If you’re like us, you have a list of resolutions this year.  A lot of people we’ve spoken with lately tell us that buying a home in 2016 isn’t necessarily their New Year’s resolution, but planning to buy a home is–with one thing in their way: the down payment.

Most of us often feel anxious and overwhelmed at the idea of saving for a down payment.  The good news is that first-time home buyers can purchase a home with as little as 3 percent down in some programs.  There are a few stipulations to this, but we’re giving you the lowdown below.

The less you put down, the higher the mortgage balance, and the more you’re going to pay.  Typically, homebuyers who don’t make a minimum down payment of 20 percent will be required to pay private mortgage insurance (PMI).

What is PMI and how much does it cost?

PMI protects the lender in the event you default on your loan.  The cost is most often added to your monthly payment if you’re taking a conventional loan, while loans offered through the Department of Veterans Affairs, the U.S. Department of Agriculture and the Federal Housing Administration handle PMI differently.

The less you put down, the higher the mortgage insurance is.  With say, 5 percent down, your PMI is quite high.  The total cost of PMI depends on your credit score, and is calculated in terms of risk in tandem with the size of your down payment.  For each $100,000 borrowed, PMI typically runs between $30 and $70 per month.  If you’re buying a home worth $500,000, with say, 10 percent down, with a 30-year-fixed rate at 4.25 percent, you could expect to pay up to $200 per month in private mortgage insurance.

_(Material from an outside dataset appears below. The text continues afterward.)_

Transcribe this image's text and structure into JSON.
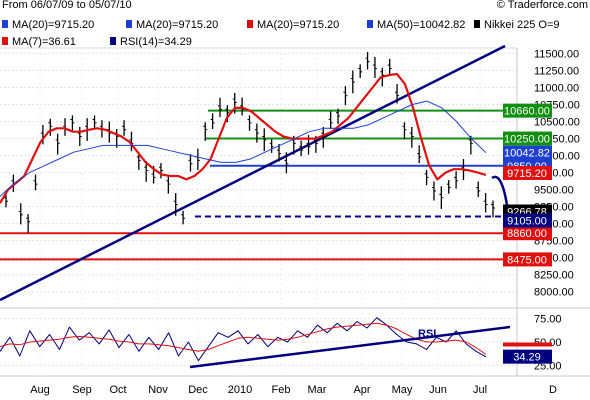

You have options.  If you need to pay PMI, the size loan you can get will be slightly smaller, to allow for the bigger payment.  If you get a conventional mortgage, you can get an appraisal and write to your lender and ask to have the PMI removed once you have more than 20 percent equity in the house.  FHA loans, on the other hand, have PMI attached for the life of the loan.

So how much should you put down? 

Depends on your personal circumstance.  You’ll want to make sure you have enough on hand for closing and upfront costs, such as a years worth of taxes and insurance.  We suggest speaking with a mortgage broker who can examine your current situation and make a plan that’s in line with your goals.  A good mortgage broker can help you weigh your options and help you decide how large of a down payment you’ll need.

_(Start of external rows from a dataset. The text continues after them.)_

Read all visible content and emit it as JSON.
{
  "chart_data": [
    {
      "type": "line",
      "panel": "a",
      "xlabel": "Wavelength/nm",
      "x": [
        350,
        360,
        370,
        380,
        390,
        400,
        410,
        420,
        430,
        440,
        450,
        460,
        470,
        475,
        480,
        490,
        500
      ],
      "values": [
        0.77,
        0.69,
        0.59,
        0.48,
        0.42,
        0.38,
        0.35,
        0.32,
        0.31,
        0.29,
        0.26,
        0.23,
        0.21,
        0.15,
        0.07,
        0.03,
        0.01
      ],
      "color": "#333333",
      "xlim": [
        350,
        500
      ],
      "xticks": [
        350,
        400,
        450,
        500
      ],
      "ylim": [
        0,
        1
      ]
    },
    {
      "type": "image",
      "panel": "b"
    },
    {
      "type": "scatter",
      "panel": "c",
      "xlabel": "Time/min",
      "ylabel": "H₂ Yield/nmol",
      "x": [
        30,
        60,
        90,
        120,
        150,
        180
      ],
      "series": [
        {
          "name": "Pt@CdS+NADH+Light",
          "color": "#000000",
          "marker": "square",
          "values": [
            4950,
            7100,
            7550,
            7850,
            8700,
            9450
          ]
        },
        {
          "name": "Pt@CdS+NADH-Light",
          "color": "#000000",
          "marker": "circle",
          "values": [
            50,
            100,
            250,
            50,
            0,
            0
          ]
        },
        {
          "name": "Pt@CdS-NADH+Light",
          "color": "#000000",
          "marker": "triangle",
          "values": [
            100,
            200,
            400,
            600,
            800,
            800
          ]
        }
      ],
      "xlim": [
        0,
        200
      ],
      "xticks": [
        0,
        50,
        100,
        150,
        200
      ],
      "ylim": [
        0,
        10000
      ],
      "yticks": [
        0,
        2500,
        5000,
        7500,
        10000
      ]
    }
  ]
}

There are a few popular programs you can get with a low down payment, which may be particularly appealing to first-time home buyers.

Conventional mortgage: Fannie Mae and Freddie Mac can back loans with as little as 3 percent down.   To qualify for this type of loan, you’ll need good credit.  If your credit isn’t in good shape right now, talk with a broker than can put you on a good trajectory to start the repair process.

Federal Housing Administration loan: This can be more expensive than a conventional loan, but the FHA has backed loans with as little down as 3.5 percent.  They’re also more willing to back loans with buyers who have lower credit scores and thinner credit records.  PMI will certainly be factored into this, making the size of the loan you’ll be able to afford a bit smaller due to the monthly payment.

U.S. Department of Veteran Affairs: If you served in the military, you can get a loan backed by the VA with no down payment at all.  You’ll have loan origination or funding fees but those can be financed in.  This is a really good program, though you’ll still need to qualify based on credit and income.  The interest rate is low, there’s no PMI and you may find some extra perks along the way.